As far as i could figure is that a hashtable in essence is a sorted linked list with hash function encoded key entries and coresponding values or two indexed arrays with keys and values assigned to each other by their index. Would that be somewhat correct?
Im sure im not the first one doing this here, so i would like to know which way would be the best.
>>10
hash(data) == fixed size key (not too big).

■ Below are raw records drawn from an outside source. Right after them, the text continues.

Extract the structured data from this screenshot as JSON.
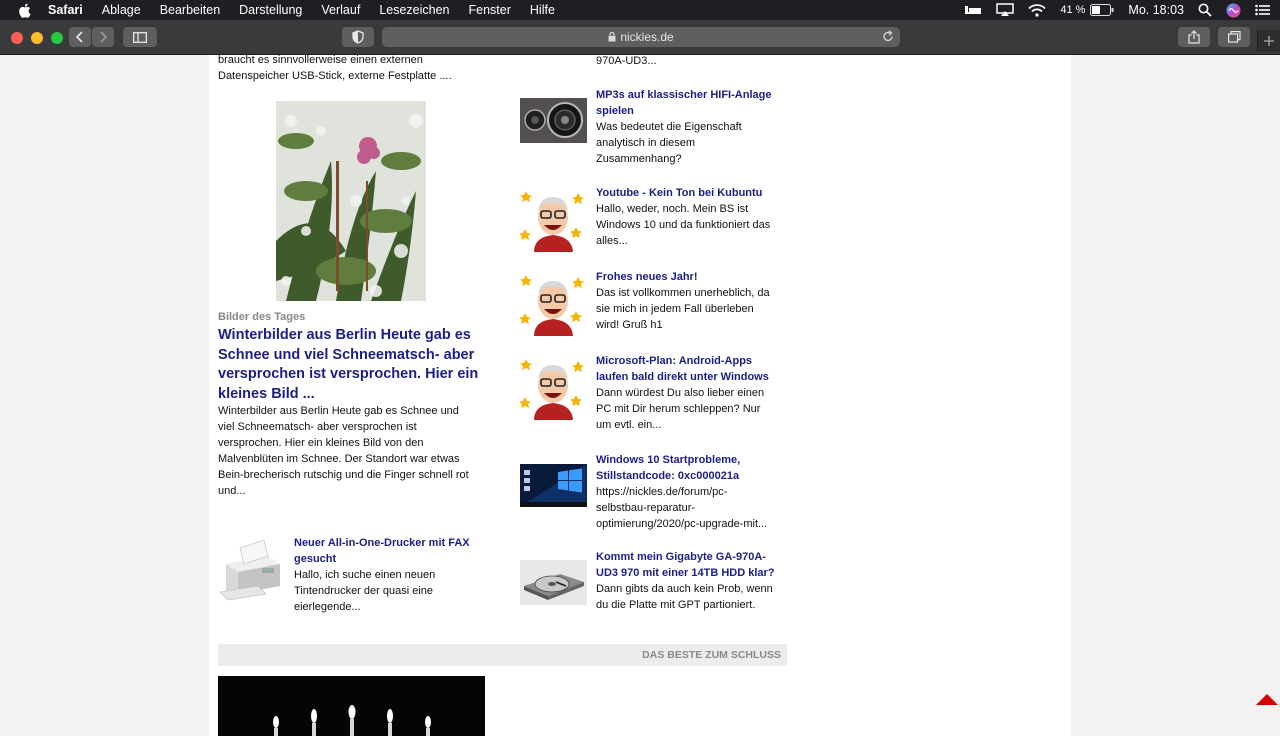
{
  "menubar": {
    "app": "Safari",
    "items": [
      "Ablage",
      "Bearbeiten",
      "Darstellung",
      "Verlauf",
      "Lesezeichen",
      "Fenster",
      "Hilfe"
    ],
    "battery": "41 %",
    "clock": "Mo. 18:03"
  },
  "browser": {
    "url": "nickles.de"
  },
  "left": {
    "top_text": [
      "braucht es sinnvollerweise einen externen",
      "Datenspeicher USB-Stick, externe Festplatte ...."
    ],
    "feature": {
      "category": "Bilder des Tages",
      "title_lines": [
        "Winterbilder aus Berlin Heute gab es",
        "Schnee und viel Schneematsch- aber",
        "versprochen ist versprochen. Hier ein",
        "kleines Bild ..."
      ],
      "body_lines": [
        "Winterbilder aus Berlin Heute gab es Schnee und",
        "viel Schneematsch- aber versprochen ist",
        "versprochen. Hier ein kleines Bild von den",
        "Malvenblüten im Schnee. Der Standort war etwas",
        "Bein-brecherisch rutschig und die Finger schnell rot",
        "und..."
      ]
    },
    "printer": {
      "title_lines": [
        "Neuer All-in-One-Drucker mit FAX",
        "gesucht"
      ],
      "body_lines": [
        "Hallo, ich suche einen neuen",
        "Tintendrucker der quasi eine",
        "eierlegende..."
      ]
    }
  },
  "right": {
    "top_text": "970A-UD3...",
    "items": [
      {
        "thumb": "speaker",
        "title_lines": [
          "MP3s auf klassischer HIFI-Anlage",
          "spielen"
        ],
        "body_lines": [
          "Was bedeutet die Eigenschaft",
          "analytisch in diesem",
          "Zusammenhang?"
        ]
      },
      {
        "thumb": "avatar",
        "title_lines": [
          "Youtube - Kein Ton bei Kubuntu"
        ],
        "body_lines": [
          "Hallo, weder, noch. Mein BS ist",
          "Windows 10 und da funktioniert das",
          "alles..."
        ]
      },
      {
        "thumb": "avatar",
        "title_lines": [
          "Frohes neues Jahr!"
        ],
        "body_lines": [
          "Das ist vollkommen unerheblich, da",
          "sie mich in jedem Fall überleben",
          "wird! Gruß h1"
        ]
      },
      {
        "thumb": "avatar",
        "title_lines": [
          "Microsoft-Plan: Android-Apps",
          "laufen bald direkt unter Windows"
        ],
        "body_lines": [
          "Dann würdest Du also lieber einen",
          "PC mit Dir herum schleppen? Nur",
          "um evtl. ein..."
        ]
      },
      {
        "thumb": "windows",
        "title_lines": [
          "Windows 10 Startprobleme,",
          "Stillstandcode: 0xc000021a"
        ],
        "body_lines": [
          "https://nickles.de/forum/pc-",
          "selbstbau-reparatur-",
          "optimierung/2020/pc-upgrade-mit..."
        ]
      },
      {
        "thumb": "hdd",
        "title_lines": [
          "Kommt mein Gigabyte GA-970A-",
          "UD3 970 mit einer 14TB HDD klar?"
        ],
        "body_lines": [
          "Dann gibts da auch kein Prob, wenn",
          "du die Platte mit GPT partioniert."
        ]
      }
    ]
  },
  "section_banner": "DAS BESTE ZUM SCHLUSS",
  "colors": {
    "link": "#1c1e86",
    "accent_arrow": "#d50000"
  }
}
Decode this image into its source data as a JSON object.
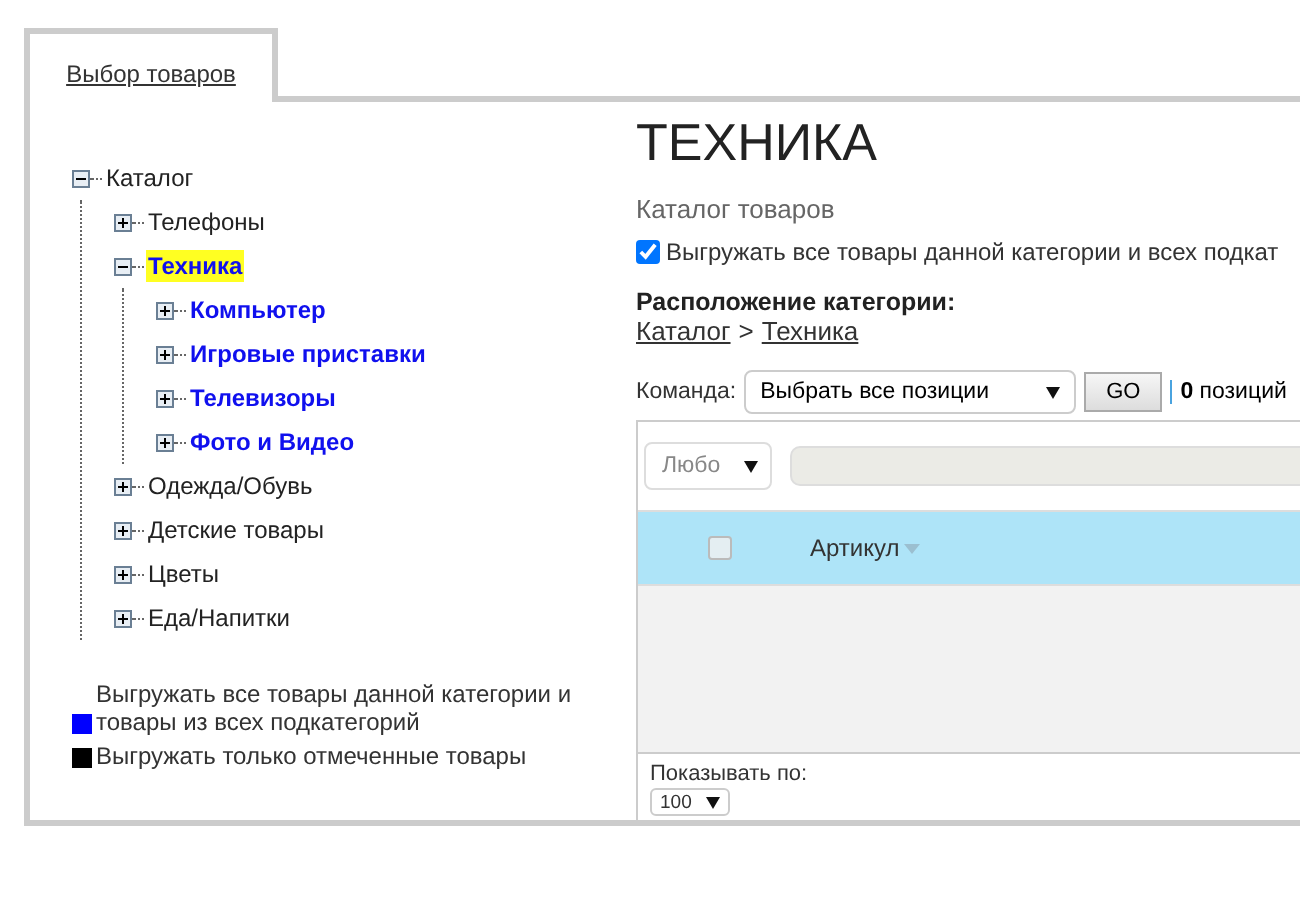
{
  "tabs": [
    {
      "label": "Выбор товаров",
      "selected": true
    }
  ],
  "tree": [
    {
      "label": "Каталог",
      "expanded": true,
      "selected": false,
      "export_all": false,
      "children": [
        {
          "label": "Телефоны",
          "expanded": false,
          "selected": false,
          "export_all": false
        },
        {
          "label": "Техника",
          "expanded": true,
          "selected": true,
          "export_all": true,
          "children": [
            {
              "label": "Компьютер",
              "expanded": false,
              "selected": false,
              "export_all": true
            },
            {
              "label": "Игровые приставки",
              "expanded": false,
              "selected": false,
              "export_all": true
            },
            {
              "label": "Телевизоры",
              "expanded": false,
              "selected": false,
              "export_all": true
            },
            {
              "label": "Фото и Видео",
              "expanded": false,
              "selected": false,
              "export_all": true
            }
          ]
        },
        {
          "label": "Одежда/Обувь",
          "expanded": false,
          "selected": false,
          "export_all": false
        },
        {
          "label": "Детские товары",
          "expanded": false,
          "selected": false,
          "export_all": false
        },
        {
          "label": "Цветы",
          "expanded": false,
          "selected": false,
          "export_all": false
        },
        {
          "label": "Еда/Напитки",
          "expanded": false,
          "selected": false,
          "export_all": false
        }
      ]
    }
  ],
  "legend": [
    {
      "color": "#0000ff",
      "text": "Выгружать все товары данной категории и товары из всех подкатегорий"
    },
    {
      "color": "#000000",
      "text": "Выгружать только отмеченные товары"
    }
  ],
  "category": {
    "title": "ТЕХНИКА",
    "subtitle": "Каталог товаров",
    "export_all_checkbox": {
      "label": "Выгружать все товары данной категории и всех подкат",
      "checked": true
    },
    "location_label": "Расположение категории:",
    "breadcrumb": [
      {
        "label": "Каталог"
      },
      {
        "label": "Техника"
      }
    ],
    "breadcrumb_separator": ">"
  },
  "command_bar": {
    "label": "Команда:",
    "select": "Выбрать все позиции",
    "button": "GO",
    "count": "0",
    "count_text": "позиций"
  },
  "grid": {
    "filter_select": "Любо",
    "header_checked": false,
    "columns": [
      {
        "label": "Артикул"
      }
    ],
    "page_size_label": "Показывать по:",
    "page_size": "100"
  }
}
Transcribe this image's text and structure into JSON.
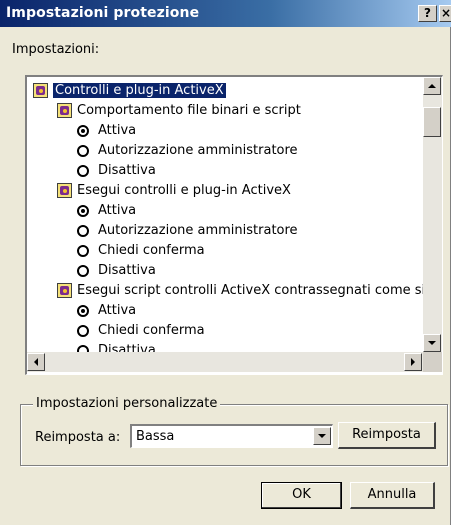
{
  "window": {
    "title": "Impostazioni protezione",
    "help_label": "?",
    "close_label": "×"
  },
  "settings_label": "Impostazioni:",
  "tree": {
    "root": "Controlli e plug-in ActiveX",
    "groups": [
      {
        "label": "Comportamento file binari e script",
        "options": [
          "Attiva",
          "Autorizzazione amministratore",
          "Disattiva"
        ],
        "selected": 0
      },
      {
        "label": "Esegui controlli e plug-in ActiveX",
        "options": [
          "Attiva",
          "Autorizzazione amministratore",
          "Chiedi conferma",
          "Disattiva"
        ],
        "selected": 0
      },
      {
        "label": "Esegui script controlli ActiveX contrassegnati come sicur",
        "options": [
          "Attiva",
          "Chiedi conferma",
          "Disattiva"
        ],
        "selected": 0
      }
    ]
  },
  "custom_group": {
    "title": "Impostazioni personalizzate",
    "reset_label": "Reimposta a:",
    "reset_value": "Bassa",
    "reset_button": "Reimposta"
  },
  "buttons": {
    "ok": "OK",
    "cancel": "Annulla"
  }
}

Key is either indexed directly into an array to get to possible values matching that key. Recursive iteration+comparison over the linked list corresponding to that index (hash) is performed until the right value is found. Some versions may not use linked lists and just use flat arrays, others use sparse arrays where you index the hash directly at a higher memory cost, but faster lookup times, while others use multiple (2-3) non-sparse arrays to lookup up the key, usually slightly slower, but at less memory cost. A hashtable is defined by it having the key<->value association as an abstract data structure, and the fact that the key is hashed into a smaller value which can somehow be used to locate or reduce the needed search time when finding the value.